What strikes me most strongly, however, is the smell which, I suddenly realise, hangs chokingly thick in the air: the foul, heavy stench of the pestilence, clogging my nostrils and gullet. An intimately familiar stench which hangs perpetually over the countryside through which we march like a fog, yet which I have not smelt this strongly since that day some weeks past, when Brother Gregor lead us through that lifeless village where the dead had choked the streets and the smell of death seemed to waft forth from every darkened doorway; where he had lead us into that chapel where festering plague corpses, many with paws still clasped in silent prayer, had lined the pews; and where he had ordered us to fall before the altar and plea for the salvation of these countless damned souls.

Yet in spite of the overwhelming stench, it is several minutes before I can muster the energy to push myself to my feet; and carefully picking my way over the rubble-scattered floor, I make my way toward the door, which hangs open, swaying limply in the breeze, its mechanisms having apparently long since given out.

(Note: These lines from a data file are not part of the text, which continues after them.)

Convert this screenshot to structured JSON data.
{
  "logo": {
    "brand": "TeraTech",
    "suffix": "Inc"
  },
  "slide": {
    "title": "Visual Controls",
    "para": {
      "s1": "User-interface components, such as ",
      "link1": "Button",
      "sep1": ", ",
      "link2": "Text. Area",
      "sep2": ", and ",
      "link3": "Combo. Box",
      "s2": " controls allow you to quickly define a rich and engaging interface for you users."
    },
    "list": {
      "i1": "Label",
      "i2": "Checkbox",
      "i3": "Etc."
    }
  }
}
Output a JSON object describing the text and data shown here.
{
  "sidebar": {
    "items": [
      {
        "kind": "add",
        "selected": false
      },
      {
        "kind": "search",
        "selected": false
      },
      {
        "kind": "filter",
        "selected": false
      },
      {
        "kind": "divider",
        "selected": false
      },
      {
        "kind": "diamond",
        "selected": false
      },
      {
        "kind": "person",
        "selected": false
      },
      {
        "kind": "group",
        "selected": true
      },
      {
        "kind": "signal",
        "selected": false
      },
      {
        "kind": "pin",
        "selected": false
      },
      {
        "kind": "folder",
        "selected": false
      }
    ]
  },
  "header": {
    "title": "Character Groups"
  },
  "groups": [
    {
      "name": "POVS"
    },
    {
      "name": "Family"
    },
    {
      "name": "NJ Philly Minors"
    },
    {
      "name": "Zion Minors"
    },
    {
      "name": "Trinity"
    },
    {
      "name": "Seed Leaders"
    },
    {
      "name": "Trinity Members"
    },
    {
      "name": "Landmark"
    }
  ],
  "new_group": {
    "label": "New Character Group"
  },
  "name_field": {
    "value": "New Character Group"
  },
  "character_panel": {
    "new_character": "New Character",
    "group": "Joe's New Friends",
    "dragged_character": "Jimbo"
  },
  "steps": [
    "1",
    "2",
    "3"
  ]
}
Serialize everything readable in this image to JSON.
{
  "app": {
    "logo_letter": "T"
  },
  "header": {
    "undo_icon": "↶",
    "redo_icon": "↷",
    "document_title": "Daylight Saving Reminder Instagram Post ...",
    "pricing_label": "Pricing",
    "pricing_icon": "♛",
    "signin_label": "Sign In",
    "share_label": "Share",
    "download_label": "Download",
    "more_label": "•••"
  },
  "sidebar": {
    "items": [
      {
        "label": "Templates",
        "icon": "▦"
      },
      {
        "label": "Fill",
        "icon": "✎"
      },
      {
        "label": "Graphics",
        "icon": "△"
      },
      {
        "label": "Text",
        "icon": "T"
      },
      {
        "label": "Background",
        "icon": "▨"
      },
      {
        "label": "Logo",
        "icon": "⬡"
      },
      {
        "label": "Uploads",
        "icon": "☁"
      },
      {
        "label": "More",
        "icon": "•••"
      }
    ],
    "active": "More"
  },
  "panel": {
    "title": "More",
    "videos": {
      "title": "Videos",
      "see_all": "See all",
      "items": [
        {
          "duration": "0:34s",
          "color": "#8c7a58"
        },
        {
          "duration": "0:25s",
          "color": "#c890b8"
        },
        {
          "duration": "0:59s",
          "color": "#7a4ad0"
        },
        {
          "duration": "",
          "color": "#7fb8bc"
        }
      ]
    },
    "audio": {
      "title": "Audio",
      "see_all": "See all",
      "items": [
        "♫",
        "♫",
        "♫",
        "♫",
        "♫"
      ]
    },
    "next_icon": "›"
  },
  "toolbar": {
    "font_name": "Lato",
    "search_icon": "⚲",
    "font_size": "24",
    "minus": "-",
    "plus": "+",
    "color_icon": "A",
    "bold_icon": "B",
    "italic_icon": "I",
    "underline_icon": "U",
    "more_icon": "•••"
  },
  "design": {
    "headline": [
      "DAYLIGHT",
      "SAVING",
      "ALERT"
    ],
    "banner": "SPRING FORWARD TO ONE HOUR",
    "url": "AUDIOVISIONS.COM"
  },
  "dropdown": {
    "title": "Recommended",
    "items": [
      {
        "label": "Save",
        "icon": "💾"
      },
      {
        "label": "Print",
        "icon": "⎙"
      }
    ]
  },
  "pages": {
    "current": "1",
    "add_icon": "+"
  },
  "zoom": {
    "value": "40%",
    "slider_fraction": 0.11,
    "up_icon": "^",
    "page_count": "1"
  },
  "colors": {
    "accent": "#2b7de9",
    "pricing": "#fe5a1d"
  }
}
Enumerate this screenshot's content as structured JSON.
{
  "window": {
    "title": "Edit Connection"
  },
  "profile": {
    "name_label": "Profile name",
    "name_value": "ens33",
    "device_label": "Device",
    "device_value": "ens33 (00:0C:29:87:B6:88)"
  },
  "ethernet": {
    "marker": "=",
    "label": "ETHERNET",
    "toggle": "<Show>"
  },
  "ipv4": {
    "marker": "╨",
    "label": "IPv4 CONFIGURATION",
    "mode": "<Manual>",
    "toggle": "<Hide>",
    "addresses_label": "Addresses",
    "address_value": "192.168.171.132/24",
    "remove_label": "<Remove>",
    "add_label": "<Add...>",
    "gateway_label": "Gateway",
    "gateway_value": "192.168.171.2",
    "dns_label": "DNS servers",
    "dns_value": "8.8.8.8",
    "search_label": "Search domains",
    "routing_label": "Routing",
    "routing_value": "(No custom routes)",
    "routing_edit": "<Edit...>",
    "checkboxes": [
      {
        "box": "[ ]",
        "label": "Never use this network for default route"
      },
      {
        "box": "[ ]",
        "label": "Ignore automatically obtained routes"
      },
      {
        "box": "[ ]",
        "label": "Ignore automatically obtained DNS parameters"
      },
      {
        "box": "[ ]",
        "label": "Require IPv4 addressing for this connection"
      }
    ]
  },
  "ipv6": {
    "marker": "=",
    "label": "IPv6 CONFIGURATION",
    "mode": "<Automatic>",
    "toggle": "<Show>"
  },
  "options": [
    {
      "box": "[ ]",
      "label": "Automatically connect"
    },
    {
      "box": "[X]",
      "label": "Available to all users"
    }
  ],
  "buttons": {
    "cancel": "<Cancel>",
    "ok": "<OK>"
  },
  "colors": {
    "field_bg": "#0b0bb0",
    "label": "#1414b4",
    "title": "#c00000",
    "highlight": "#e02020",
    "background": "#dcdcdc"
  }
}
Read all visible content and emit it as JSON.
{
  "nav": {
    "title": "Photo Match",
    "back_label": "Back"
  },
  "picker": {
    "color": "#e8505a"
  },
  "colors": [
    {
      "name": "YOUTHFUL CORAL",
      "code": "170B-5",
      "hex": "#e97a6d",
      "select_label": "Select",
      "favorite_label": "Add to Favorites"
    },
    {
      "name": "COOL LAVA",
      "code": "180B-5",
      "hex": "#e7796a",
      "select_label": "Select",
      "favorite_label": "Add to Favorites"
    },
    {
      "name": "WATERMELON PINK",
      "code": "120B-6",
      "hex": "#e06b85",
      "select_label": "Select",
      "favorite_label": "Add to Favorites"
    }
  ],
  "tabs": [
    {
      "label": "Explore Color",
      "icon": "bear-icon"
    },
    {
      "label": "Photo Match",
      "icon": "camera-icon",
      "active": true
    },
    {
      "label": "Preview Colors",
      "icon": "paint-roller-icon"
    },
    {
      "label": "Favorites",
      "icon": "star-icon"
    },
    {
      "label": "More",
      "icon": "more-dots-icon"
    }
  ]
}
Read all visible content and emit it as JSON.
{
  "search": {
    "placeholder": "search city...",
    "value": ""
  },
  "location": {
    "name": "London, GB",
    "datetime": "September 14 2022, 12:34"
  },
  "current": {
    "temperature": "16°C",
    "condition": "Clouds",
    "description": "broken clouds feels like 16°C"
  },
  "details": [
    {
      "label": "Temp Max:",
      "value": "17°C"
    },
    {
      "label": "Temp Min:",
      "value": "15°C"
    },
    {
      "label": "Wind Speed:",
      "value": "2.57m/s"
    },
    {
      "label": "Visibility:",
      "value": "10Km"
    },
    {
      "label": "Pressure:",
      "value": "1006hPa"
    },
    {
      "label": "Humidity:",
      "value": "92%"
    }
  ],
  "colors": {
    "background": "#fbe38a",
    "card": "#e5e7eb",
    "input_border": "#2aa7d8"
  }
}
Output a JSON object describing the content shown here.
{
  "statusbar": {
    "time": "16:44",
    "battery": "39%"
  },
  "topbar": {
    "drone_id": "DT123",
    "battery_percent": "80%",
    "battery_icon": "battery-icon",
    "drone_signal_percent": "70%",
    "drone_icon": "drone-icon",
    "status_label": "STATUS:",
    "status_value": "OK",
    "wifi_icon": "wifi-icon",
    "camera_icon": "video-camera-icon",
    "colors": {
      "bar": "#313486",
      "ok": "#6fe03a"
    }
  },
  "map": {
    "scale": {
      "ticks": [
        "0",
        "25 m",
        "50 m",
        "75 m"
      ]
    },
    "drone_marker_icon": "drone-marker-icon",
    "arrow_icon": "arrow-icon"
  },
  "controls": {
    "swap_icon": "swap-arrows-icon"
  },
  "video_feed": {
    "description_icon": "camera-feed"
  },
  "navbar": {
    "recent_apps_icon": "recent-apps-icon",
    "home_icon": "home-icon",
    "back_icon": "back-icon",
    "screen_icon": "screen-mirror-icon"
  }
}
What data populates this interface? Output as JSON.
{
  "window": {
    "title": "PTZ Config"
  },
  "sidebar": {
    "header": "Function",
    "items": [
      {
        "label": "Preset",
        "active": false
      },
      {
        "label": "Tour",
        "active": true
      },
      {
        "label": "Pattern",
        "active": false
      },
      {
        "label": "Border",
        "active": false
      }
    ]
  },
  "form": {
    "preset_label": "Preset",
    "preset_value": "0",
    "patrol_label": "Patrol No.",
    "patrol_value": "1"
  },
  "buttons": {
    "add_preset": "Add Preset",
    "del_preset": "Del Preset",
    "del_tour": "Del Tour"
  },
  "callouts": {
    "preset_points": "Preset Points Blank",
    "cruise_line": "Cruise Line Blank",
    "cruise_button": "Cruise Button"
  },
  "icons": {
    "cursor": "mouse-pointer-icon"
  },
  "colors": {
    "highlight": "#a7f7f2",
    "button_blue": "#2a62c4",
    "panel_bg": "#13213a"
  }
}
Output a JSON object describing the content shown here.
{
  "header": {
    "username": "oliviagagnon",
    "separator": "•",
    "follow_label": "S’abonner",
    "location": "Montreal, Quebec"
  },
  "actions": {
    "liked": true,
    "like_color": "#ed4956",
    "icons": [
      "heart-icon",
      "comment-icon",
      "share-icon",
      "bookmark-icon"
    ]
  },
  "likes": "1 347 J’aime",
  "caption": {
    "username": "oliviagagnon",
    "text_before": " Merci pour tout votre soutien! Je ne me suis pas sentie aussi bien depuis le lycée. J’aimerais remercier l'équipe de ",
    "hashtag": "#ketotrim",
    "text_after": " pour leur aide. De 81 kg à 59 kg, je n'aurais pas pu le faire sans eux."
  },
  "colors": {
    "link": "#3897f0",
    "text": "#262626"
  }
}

Leaning my weary, dully aching body against the doorframe, I gaze out across the clearing, which is likewise scattered here and there with jagged heaps of debris. Aside from the morning gusts wafting their way through the clearing's tall, weed-choked grass and through the trees around its rim, all is still and silent; and yet it is several minutes before my eyes fall upon the patch of ground, some yards from the doorway, where the grass is severely burnt, reduced to a broad circle of dust, ash and cinders. And within the circle lie several charred, blackened lumps, most of them broken and splintered; but in the very centre, half buried in the ashes, lies one, thin and oblong in shape, which seems intact. And as my eyes adjust to the dim, grey glow of the early morning, I begin to discern its features: the long, thin ridge of a reptilian muzzle; the row of pointed teeth along its side; the broad hollows of its eye sockets...

I swallow dryly; and turning about, I hurry my way back across the cottage's interior, snatch up my robes from the floor by the straw, and fling them about my shoulders; and making my way out the cottage's front door, I hastily start out across the clearing. Quite without direction, I head blindly for the trees, but do not hesitate once. And as I step back into the cold, dim shadow of the forest, I glance ever so briefly over my shoulder back at the decaying structure; and for one fleeting moment, I fancy that I can discern the broad, pale shape of a long white gown, fluttering limply in the breeze, in one of the upper windows.